Als dann das Mauerwerk ausreichend trocken und alle notwendigen Vorarbeiten getan waren, konnte die Küche eingebaut werden. Dazu kamen 2 Monteure, die an einem Tag alles soweit erledigten. Es gab 2- 3 Mängel, welche im Nachgang noch verbessert wurden, wie eine beschädigte Rückwand oder dergleichen. Bei einer Sache waren die Monteure allerdings unsauber und nicht ehrlich. Dies stellte sich allerdings erst später heraus. Es wurde beim Wechsel des Anschlags der Kühlschranktür mangelhaft gearbeitet. Die Folge davon war, dass die Tür insgesamt dreimal getauscht werden musste, weil die neuen Türen alle nicht einwandfrei waren. Dies war irgendwann nervig, auch weil es aufgrund der besagten mangelhaften Ausführung der Monteure geschah. Nun, nach einem Jahr ist noch alles soweit gut in Schuss. Der Kundendienst war bereits zur 1- Jahresdurchsicht da. Hier werden in den kommenden Tagen noch Ersatzteile geliefert.

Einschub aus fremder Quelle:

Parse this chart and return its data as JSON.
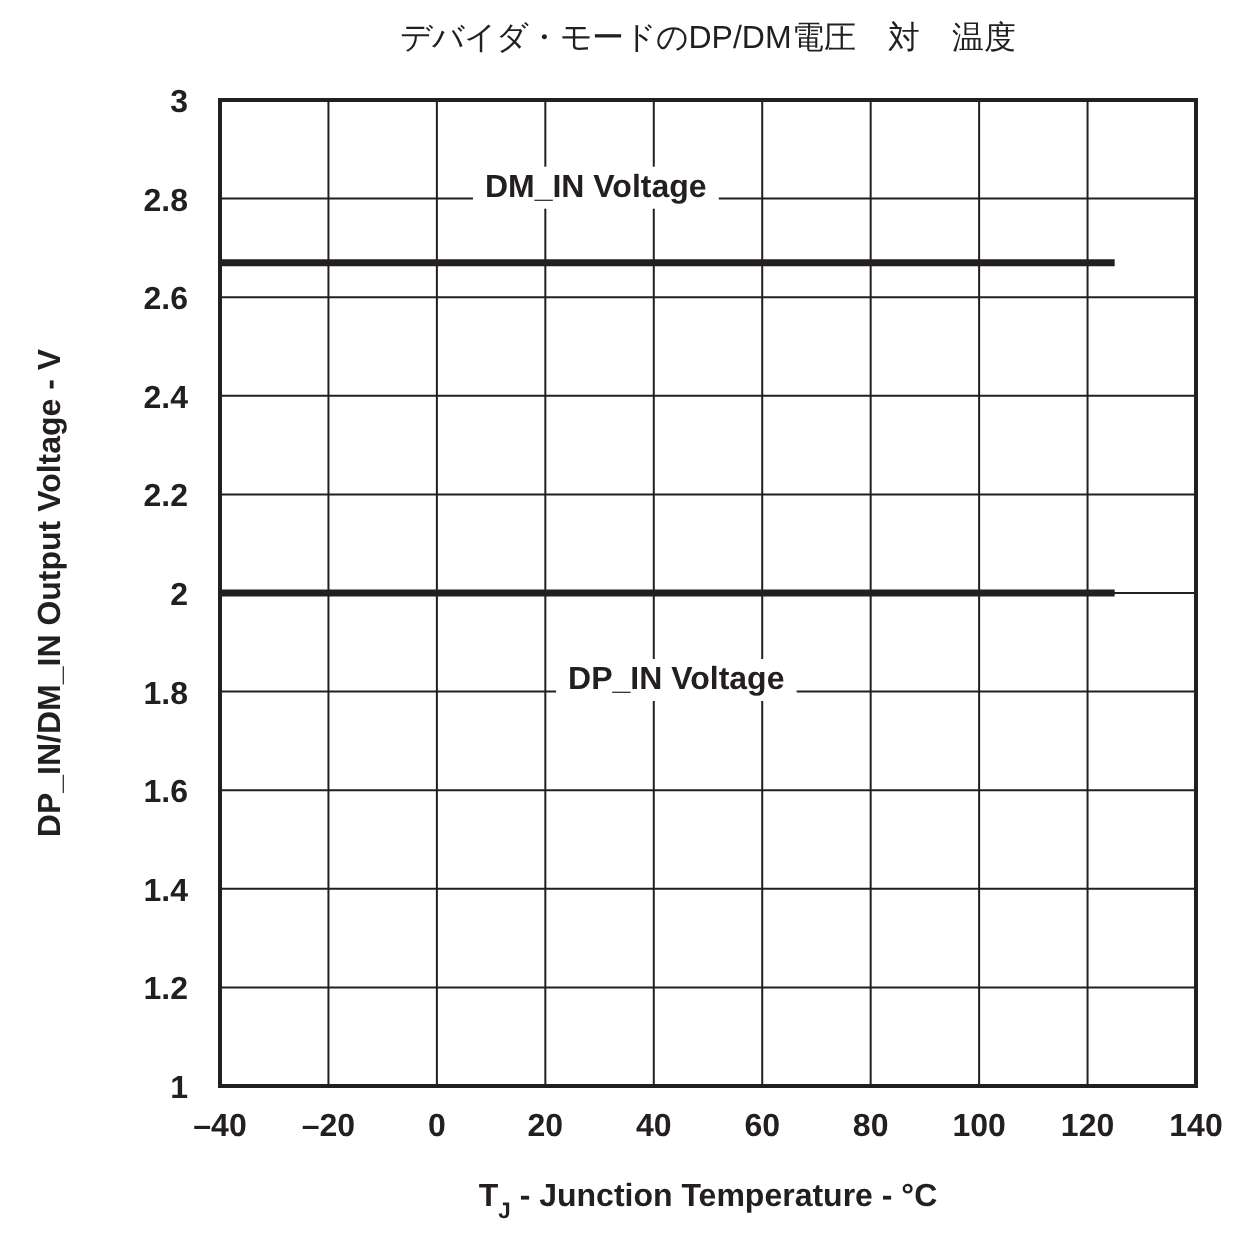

„Bei der Planung muss jeder Wunsch und Gedanken geäußert werden“

Wir sind mit der Küche zufrieden. Wir haben auch Zuspruch von Bekannten bekommen, die unsere Küche auch gut gestaltet finden. Abschließend muss erwähnt werden, dass man bei den Gesprächen zur Planung der Küche wirklich jeden Wunsch und Gedanken äußern muss. Wenn man denkt, dass etwas bereits dabei ist wovon man selber ausgeht, heißt das noch lange nicht, dass es dabei ist. Beispiel: „softclose“ bei allen Schubladen und Schränken. Erwähnt haben wir es für die Schubladen. Dann sind wir davon ausgegangen, dass es bei den anderen Schränken auch so ist. Weit gefehlt. Gesagt hat uns das der Berater im Möbelhaus nicht. Dafür gibt es „Punktabzug“.